The patient - a middle-aged man - had undergone chemotherapy for the cancer, a treatment that is well known to weaken the immune system, increasing susceptibility to infection. As a result, he developed an unknown fungal infection.

Such incidents are not uncommon; according to the Centers for Disease Control and Prevention (CDC), each year, around 60,000 cancer patients in the US are hospitalized as result of low white blood cell counts, and around 1 in 14 of these patients die.

It goes without saying that rapid identification of the cause of infection is key to fast and effective treatment for these patients. But this is where a major problem lies; there are certain pathogens for which, at present, doctors lack efficient identification techniques.

One of these pathogens is a rare fungus known as Rhizomucor, which is a cause of the hard-to-treat fungal infection zygomycosis in humans.

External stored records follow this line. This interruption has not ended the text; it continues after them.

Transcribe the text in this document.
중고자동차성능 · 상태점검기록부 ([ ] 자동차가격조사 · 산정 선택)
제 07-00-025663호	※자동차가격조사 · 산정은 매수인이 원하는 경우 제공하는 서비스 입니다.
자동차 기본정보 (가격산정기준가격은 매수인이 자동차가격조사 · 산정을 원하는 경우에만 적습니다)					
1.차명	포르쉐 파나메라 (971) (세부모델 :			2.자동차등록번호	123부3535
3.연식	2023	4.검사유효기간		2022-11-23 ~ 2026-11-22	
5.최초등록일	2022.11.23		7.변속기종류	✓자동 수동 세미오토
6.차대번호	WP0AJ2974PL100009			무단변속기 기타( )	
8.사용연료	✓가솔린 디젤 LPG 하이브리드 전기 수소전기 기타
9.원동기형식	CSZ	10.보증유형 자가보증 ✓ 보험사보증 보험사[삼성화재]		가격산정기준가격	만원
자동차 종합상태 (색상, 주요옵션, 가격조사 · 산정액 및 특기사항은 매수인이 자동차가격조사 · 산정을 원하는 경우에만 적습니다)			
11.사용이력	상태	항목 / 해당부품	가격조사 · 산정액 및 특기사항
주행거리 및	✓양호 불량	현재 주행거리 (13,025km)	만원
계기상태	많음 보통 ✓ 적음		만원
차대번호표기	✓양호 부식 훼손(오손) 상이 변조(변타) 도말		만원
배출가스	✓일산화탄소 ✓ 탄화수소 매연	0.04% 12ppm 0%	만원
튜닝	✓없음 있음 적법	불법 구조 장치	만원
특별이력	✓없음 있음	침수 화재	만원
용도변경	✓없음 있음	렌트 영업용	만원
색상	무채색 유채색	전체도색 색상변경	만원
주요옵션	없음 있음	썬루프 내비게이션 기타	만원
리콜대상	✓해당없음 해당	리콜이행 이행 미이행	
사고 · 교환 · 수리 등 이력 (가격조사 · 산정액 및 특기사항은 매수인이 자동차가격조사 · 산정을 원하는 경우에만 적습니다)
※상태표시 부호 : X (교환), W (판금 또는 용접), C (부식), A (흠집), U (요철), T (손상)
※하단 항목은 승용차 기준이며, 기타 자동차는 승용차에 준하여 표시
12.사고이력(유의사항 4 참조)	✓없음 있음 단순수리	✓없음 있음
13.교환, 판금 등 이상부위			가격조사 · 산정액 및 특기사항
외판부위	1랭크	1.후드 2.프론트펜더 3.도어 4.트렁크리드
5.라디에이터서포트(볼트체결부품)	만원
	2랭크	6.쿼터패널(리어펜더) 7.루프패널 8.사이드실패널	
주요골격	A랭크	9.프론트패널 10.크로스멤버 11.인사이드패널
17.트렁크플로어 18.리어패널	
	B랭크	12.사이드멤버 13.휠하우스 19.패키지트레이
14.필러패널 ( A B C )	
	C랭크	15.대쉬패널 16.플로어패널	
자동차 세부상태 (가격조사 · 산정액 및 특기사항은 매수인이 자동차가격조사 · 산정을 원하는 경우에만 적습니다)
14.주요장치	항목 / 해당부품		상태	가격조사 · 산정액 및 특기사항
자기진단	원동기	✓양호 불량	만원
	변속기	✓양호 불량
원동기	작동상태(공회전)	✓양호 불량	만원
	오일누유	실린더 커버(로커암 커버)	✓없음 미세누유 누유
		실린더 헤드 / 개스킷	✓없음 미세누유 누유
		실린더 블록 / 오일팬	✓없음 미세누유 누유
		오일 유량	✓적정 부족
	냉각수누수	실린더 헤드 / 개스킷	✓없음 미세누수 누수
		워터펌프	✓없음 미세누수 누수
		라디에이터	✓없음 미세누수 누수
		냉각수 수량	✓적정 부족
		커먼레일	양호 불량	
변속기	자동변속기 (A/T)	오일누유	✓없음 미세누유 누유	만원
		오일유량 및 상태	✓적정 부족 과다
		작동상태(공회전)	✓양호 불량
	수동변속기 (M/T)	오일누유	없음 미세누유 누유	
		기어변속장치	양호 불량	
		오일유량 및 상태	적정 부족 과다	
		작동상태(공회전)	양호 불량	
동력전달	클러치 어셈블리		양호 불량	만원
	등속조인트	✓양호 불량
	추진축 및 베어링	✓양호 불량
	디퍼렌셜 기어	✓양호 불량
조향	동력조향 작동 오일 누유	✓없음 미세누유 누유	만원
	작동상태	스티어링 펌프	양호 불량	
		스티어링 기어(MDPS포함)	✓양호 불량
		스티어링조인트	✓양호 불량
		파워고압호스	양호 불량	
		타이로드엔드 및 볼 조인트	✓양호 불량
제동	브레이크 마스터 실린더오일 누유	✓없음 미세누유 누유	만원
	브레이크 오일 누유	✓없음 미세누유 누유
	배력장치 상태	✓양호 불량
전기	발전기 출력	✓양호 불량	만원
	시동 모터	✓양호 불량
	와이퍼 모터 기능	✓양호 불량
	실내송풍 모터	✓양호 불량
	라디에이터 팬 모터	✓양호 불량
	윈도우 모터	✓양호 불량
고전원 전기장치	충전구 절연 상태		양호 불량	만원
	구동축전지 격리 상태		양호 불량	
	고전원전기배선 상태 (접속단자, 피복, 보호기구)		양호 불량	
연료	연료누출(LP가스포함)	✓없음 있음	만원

Such fungal species can take a very long time to culture in the lab, and some cannot be cultured at all, making patient diagnosis challenging.

However, in their study, Robertson and colleagues reveal how they used PathoChip to identify a species of Rhizomucor as the cause of their study subject's "unknown" fungal infection.

PathoChip detected cause of fungal infection in little over 24 hours

The researchers describe the PathoChip as a microarray technology that is capable of testing human tissue for the possible presence of thousands of pathogens.

The technology contains 60,000 probes that simultaneously test for all known viruses, as well as a variety of bacteria, fungi, helminths (parasitic worms) and protozoa.

"We've run many tests to see if we could identify pathogens in the lab, just to see if the PathoChip has efficacy in identifying a variety of organisms, and we were able to identify all infectious agents tested," Robertson said. "But this was the first time we actually looked directly at a patient sample to identify a pathogenic agent."

By using the PathoChip to test preserved tissue samples from the AML patient, the researchers were able to identify one of the two species of Rhizomucor as the cause of the patient's fungal infection in just over 24 hours.

Commenting on the results, the authors say:

"This report highlights the value of PathoChip as a diagnostic tool to identify microorganisms to the species level, especially for those difficult to identify in most clinical laboratories.

It will also help clinicians to obtain a critical snapshot of the infection profile of a patient to plan treatment strategies."

PathoChip 'complementary to next-generation sequencing'

The researchers note that there are other methods - such as next-generation sequencing - that are capable of identifying unknown pathogens, but there are limitations of such technologies.

For example, Robertson says that in the case of next-generation sequencing, there needs to be a high level of nucleic acids in tissue samples in order for pathogens to be identified, and analyzing tissue using such a method is more time-consuming.

"We think this technology [the PathoChip] is complementary to next-generation sequencing in some ways, and even more finely tuned, because we have a much higher sensitivity in detecting agents or individual organisms present in any kind of sample, whether it's abiotic or biotic," says Robertson. "We can identify agents in soil, for example, in plant tissue, in animal tissue, or human tissue."

While the PathoChip holds promise for clinical use, the team says many more studies are required before it can reach that stage. "This will take a great deal more research to eventually lead to approval for frontline clinical use in hospitals," adds Robertson.

Last September, a study reported by Medical News Today revealed the development of a new test called ViroCap, which researchers say can detect almost any virus.